Question

Through the point $(3,4)$ are drawn two straight lines each inclined at ${45}^{\circ }$ to the straight line $x-y=2$. Find their equations and also find the area of triangle bounded by three lines.

Answer 1

Given point: $(3,4)$

Given line: $x-y=2$

i.e., $y=x-2$ .........$\left(A1\right)$

Solution:

Plotting the given point & line

we have to find the equations of line A & B

The angle line A makes with x axis $=45+a^o$

$\therefore \theta a=45+a^o$

but $a={45}^o$- angle of inclination given in quetsion

$\therefore \theta a=45+45={90}^o$

The angle line B makes with x axis$={45}^o-b^o$

$\therefore \theta b=45-45$

$\therefore \theta b=0$

$\therefore$ Slope of line $A\left(m_A\right)={\tan }^{-1}\left(\theta a\right)$

$={\tan }^{-1}\left(90\right)=\infty$ ........(i)
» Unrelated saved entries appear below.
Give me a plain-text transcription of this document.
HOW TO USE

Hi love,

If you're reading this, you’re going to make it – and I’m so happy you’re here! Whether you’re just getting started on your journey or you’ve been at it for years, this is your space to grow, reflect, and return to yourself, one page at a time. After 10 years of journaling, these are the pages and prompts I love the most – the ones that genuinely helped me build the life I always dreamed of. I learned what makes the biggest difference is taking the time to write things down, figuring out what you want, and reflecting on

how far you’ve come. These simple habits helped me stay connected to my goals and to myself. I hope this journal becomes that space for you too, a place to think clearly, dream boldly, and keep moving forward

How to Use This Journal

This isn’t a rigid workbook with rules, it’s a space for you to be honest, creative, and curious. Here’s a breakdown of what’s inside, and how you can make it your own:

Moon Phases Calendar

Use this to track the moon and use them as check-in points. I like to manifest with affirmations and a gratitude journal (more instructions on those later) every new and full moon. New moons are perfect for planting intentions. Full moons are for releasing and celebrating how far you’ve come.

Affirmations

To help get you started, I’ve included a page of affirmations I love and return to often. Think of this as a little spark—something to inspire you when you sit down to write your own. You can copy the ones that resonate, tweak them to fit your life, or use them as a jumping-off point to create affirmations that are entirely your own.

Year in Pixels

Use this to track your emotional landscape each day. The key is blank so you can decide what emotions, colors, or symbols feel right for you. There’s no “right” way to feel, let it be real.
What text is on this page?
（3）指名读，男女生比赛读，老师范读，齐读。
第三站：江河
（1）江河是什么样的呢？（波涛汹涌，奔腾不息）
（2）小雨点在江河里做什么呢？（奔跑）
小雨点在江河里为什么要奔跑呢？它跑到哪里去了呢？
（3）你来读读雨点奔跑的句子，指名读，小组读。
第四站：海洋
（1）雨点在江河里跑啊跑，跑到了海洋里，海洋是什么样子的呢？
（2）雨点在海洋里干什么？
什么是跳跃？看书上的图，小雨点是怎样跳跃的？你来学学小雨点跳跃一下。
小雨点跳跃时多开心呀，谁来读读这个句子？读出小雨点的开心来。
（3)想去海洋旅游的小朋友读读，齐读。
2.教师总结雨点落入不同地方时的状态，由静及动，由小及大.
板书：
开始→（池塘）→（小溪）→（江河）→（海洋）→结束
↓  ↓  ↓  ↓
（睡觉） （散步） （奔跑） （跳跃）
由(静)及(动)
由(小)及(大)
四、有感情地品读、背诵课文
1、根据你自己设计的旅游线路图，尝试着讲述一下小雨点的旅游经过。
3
Slope of line $B\left(m_b\right)={\tan }^{-1}\left(\theta b\right)$

$={\tan }^{-1}\left(0\right)$ ..........(ii)

$=0$

Equation of a line in slope point form is given as

$(y-y_1)=m(x-x_1)$

$\therefore$ equation of line A is

$(y-4)=m_A(x-3)$

$\therefore (x-3)=\frac{y-4}{m_A}$

$\therefore x-3=\frac{y-4}{\infty }$ by (i)

$\therefore x-3=0$

$\therefore x=3$

$\therefore$ equation of line A: $x=3$

i.e., $x-3=0$ ........(ii)

Equation of line B is

$(y-4)=m_B(x-3)$

$\therefore (y-4)=0(x-3)$ by (ii)

$\therefore$ equation of line B: $y-4=0$

or $y=4$ ......(iv)

Equation of line A: $x-3=0$

Equation of line B: $y-4=0$

replotting the graph

Solving equation (iv) and $A1$

we get point $p=6,4$

$\therefore$ Area of the triangle $=\frac{1}{2}\times$ base$\times$ height

$=\frac{1}{2}\times (4-1)\times (6-3)$

$=\frac{1}{2}\times 3\times 3=\frac{9}{2}$

$\therefore$ The area of the triangle$=4.5$ sq. units.